陸銘的最後四個字,如同巨雷一般,捶在張勁弓等人的心口,一幫人都是如遭雷擊,齊齊噴出一口鮮血。
“今日對你等略施薄懲,往後要是再敢如此行事,大禍不遠。”
陸銘說完,拍拍趙俊蓮的肩膀,道。
“好了,我們回去吧。”
趙俊蓮點點頭,默默的跟在陸銘身後,朝著車子走去。
林霄等人,各自冷哼一聲,也都轉身離去。
要不是陸銘已經發話,饒了他們,就憑他們欺負趙俊蓮,就罪以致死。
以浮屠,林霄,蘇紅蓮等人的想法,直接殺了就是,那還會給他們什麼,改過自新的機會。
就在陸銘等人上車之際,張勁弓忍住氣血翻騰,跪倒在地看,一邊磕頭一邊說道:“感謝前輩繞我一命,張勁弓自此不在踏進西北半步,我對天盟誓。”
然而陸銘根本沒有搭理他,上車之後,在汽車的轟鳴聲中,一行人轉眼就離開了此地。
這時,張勁弓才爬了起來,惡狠狠的看向劉越和詹豔萍。
劉越和詹豔萍剛,看著陸銘等人離去,剛鬆了一口氣,但一看張勁弓兇狠的眼神,渾身又是一顫。
張勁弓看著兩人,是越想越氣,殺了這幫人的心思都有。
“你們他媽的,給老子挖了好大一個坑,你們這是誠心想害死老子啊?”張勁弓怨氣沖天的說道。

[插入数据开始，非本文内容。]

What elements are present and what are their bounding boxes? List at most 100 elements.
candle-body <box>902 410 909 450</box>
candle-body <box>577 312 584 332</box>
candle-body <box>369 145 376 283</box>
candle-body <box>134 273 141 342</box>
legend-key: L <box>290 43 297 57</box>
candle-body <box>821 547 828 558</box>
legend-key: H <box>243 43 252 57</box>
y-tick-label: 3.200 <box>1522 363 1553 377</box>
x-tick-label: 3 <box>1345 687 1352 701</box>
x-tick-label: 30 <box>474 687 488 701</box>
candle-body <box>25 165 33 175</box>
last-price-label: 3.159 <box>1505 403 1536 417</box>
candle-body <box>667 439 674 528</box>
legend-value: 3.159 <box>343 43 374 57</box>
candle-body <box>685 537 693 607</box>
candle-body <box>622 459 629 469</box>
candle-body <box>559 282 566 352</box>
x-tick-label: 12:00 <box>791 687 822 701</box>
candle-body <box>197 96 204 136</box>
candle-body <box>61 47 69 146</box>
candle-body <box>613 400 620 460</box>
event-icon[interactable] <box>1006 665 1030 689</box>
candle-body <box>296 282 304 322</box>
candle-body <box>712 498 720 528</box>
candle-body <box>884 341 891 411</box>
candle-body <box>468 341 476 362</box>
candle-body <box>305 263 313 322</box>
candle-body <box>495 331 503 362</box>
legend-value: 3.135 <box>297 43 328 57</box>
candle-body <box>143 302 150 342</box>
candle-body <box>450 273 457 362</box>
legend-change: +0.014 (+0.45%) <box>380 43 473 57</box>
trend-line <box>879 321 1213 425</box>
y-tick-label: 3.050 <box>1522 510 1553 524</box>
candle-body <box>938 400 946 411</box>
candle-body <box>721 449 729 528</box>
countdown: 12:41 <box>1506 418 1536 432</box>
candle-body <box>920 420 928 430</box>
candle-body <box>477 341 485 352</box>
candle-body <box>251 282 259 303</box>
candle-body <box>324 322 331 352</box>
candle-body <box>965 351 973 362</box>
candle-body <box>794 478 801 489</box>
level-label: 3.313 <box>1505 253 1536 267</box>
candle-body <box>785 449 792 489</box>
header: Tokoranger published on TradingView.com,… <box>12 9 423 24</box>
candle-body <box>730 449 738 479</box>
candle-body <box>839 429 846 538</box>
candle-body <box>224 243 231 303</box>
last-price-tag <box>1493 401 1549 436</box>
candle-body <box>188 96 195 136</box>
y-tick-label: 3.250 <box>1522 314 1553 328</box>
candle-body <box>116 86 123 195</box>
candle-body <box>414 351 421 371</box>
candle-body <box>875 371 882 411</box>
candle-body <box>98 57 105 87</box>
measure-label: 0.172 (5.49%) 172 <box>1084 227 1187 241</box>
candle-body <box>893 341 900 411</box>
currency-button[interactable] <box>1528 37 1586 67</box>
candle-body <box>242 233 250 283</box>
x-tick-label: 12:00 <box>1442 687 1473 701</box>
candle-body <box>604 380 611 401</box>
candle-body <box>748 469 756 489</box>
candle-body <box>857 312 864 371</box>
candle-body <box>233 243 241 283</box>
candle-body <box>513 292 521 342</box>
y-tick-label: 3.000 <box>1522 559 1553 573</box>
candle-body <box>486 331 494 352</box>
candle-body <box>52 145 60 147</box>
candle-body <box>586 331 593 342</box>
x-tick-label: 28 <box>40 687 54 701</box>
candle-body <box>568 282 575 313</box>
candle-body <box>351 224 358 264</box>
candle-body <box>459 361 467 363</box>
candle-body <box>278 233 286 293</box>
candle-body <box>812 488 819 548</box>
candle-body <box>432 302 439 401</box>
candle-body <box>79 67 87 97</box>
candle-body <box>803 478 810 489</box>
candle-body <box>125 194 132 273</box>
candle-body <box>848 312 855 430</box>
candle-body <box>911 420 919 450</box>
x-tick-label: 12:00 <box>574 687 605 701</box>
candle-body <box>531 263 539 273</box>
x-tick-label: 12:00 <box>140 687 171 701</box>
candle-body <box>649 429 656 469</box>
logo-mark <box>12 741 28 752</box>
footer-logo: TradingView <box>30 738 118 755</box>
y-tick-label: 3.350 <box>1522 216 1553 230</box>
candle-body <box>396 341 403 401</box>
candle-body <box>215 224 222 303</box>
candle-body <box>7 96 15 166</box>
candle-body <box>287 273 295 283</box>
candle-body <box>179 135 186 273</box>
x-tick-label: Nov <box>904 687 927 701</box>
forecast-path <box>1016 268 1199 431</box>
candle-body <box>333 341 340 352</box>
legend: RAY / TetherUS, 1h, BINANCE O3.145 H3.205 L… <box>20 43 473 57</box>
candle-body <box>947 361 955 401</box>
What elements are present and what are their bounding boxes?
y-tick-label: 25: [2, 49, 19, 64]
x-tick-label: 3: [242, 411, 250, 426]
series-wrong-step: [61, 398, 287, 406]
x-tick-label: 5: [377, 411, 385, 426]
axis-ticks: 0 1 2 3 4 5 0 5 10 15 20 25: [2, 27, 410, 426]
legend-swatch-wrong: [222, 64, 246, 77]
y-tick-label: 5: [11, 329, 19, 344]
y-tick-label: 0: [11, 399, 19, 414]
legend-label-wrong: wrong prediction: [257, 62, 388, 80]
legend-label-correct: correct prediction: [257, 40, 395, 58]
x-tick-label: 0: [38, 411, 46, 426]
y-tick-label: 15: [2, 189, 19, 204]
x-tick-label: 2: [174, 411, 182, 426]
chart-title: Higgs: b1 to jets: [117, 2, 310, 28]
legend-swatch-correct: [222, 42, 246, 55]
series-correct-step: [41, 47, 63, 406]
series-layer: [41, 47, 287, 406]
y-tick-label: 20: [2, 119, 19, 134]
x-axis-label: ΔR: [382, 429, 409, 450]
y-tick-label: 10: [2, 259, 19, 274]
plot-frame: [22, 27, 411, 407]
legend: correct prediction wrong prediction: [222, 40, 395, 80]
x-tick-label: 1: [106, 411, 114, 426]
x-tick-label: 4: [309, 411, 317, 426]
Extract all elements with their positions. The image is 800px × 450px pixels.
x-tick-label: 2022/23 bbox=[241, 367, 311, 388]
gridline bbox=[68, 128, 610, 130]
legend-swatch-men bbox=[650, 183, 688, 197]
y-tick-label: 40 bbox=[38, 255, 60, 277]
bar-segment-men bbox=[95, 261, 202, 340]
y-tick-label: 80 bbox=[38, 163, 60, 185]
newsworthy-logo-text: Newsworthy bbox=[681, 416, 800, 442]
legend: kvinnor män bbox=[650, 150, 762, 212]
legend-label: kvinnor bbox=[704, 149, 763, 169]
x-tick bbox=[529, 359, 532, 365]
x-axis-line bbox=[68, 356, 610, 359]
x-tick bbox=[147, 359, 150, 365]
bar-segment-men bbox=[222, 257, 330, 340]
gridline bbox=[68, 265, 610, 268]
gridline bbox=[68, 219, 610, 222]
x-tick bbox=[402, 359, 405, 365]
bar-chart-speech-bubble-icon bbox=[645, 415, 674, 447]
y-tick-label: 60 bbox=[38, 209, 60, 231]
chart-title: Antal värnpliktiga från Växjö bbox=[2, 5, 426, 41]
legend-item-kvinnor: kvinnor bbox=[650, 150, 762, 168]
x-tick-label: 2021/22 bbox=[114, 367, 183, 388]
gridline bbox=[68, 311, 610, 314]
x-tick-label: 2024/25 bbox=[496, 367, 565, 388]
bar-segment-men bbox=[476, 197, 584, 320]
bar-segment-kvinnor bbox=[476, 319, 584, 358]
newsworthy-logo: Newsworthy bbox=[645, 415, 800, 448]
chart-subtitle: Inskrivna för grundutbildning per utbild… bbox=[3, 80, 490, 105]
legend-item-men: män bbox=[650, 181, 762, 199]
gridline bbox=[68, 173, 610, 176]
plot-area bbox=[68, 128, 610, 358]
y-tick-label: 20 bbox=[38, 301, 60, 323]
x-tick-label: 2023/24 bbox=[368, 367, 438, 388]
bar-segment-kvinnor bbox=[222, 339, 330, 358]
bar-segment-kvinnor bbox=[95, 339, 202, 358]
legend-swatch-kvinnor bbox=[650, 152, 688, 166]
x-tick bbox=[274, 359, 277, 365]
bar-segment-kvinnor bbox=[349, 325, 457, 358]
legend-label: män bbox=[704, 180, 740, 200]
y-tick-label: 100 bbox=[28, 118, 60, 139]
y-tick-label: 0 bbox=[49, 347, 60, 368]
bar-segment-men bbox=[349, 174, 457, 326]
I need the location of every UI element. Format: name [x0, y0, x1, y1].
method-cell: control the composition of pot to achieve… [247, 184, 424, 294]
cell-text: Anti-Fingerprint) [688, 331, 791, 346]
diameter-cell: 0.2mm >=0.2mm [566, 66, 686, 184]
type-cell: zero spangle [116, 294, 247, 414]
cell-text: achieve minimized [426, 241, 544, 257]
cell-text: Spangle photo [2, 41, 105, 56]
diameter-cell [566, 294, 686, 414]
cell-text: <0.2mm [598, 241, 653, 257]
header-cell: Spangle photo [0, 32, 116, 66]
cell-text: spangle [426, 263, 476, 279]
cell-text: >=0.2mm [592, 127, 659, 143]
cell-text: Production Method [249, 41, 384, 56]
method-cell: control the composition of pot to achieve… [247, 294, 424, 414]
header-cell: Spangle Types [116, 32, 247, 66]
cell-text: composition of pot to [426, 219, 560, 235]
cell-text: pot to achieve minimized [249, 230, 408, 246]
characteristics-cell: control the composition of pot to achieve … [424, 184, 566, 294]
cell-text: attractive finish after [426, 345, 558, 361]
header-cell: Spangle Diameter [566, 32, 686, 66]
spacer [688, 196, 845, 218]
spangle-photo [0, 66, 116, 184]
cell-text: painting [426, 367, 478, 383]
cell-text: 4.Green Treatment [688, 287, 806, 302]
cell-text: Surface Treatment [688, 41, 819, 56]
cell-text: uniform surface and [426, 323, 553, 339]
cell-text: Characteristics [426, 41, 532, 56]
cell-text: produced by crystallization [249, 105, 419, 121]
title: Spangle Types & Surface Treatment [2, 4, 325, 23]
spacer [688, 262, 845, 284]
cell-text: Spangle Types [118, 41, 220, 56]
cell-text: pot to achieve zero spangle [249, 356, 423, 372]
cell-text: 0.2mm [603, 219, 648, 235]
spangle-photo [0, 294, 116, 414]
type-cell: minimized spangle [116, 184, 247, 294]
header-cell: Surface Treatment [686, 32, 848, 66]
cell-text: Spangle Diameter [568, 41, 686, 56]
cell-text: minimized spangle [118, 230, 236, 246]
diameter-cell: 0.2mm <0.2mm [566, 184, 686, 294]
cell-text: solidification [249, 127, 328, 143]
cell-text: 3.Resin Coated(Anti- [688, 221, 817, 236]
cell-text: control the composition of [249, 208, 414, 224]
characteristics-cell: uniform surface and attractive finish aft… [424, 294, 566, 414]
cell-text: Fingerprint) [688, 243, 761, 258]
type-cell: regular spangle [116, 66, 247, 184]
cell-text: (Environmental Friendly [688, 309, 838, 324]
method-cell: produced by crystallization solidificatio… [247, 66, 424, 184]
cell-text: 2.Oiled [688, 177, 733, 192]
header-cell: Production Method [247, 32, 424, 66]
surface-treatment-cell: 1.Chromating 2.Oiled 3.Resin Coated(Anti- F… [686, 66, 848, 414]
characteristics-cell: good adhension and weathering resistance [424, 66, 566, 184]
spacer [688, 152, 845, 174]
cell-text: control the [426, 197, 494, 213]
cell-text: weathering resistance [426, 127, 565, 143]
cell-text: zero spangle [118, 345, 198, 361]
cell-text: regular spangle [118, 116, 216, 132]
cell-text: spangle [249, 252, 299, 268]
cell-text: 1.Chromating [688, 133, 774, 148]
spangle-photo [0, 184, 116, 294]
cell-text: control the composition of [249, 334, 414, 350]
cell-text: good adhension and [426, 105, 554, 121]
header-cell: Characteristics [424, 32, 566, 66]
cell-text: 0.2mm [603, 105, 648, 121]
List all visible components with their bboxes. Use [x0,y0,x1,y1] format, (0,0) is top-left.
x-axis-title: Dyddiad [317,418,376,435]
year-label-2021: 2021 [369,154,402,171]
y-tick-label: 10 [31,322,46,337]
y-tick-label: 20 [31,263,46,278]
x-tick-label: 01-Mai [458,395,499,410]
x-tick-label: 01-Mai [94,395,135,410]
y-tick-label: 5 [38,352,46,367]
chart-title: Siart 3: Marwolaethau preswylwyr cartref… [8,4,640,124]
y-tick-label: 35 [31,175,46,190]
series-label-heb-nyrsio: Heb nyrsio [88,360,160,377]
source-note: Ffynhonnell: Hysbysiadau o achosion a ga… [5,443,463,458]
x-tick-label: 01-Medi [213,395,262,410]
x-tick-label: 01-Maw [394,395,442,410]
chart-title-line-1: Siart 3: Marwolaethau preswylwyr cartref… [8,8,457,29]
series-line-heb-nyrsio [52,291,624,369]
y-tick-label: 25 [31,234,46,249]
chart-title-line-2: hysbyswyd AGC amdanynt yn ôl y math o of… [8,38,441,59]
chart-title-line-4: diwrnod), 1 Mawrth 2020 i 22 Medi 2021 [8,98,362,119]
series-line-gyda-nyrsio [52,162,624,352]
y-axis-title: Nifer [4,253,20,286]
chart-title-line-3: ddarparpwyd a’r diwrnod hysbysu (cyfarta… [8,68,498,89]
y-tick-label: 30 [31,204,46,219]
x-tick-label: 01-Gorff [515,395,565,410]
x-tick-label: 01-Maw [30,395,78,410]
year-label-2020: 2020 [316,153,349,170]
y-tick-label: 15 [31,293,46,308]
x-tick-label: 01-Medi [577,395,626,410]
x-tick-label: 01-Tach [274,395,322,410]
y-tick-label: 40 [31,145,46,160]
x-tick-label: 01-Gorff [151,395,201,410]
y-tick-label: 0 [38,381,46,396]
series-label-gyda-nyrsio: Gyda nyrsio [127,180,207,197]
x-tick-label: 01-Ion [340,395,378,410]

劉越一聽,連忙說道:“張先生,我們真不知道,對方這麼有來頭啊,我哪敢給您挖坑,我是真不知道。”
“是啊,張先生,我們是真不知道,要是知道對方這麼厲害,這口氣我們就嚥了,那還敢招惹他們。”詹豔萍欲哭無淚的說道。
“不知道,一句不知道就完了,你們差點害的老子送命知道嗎?”張勁弓惡狠狠的說道。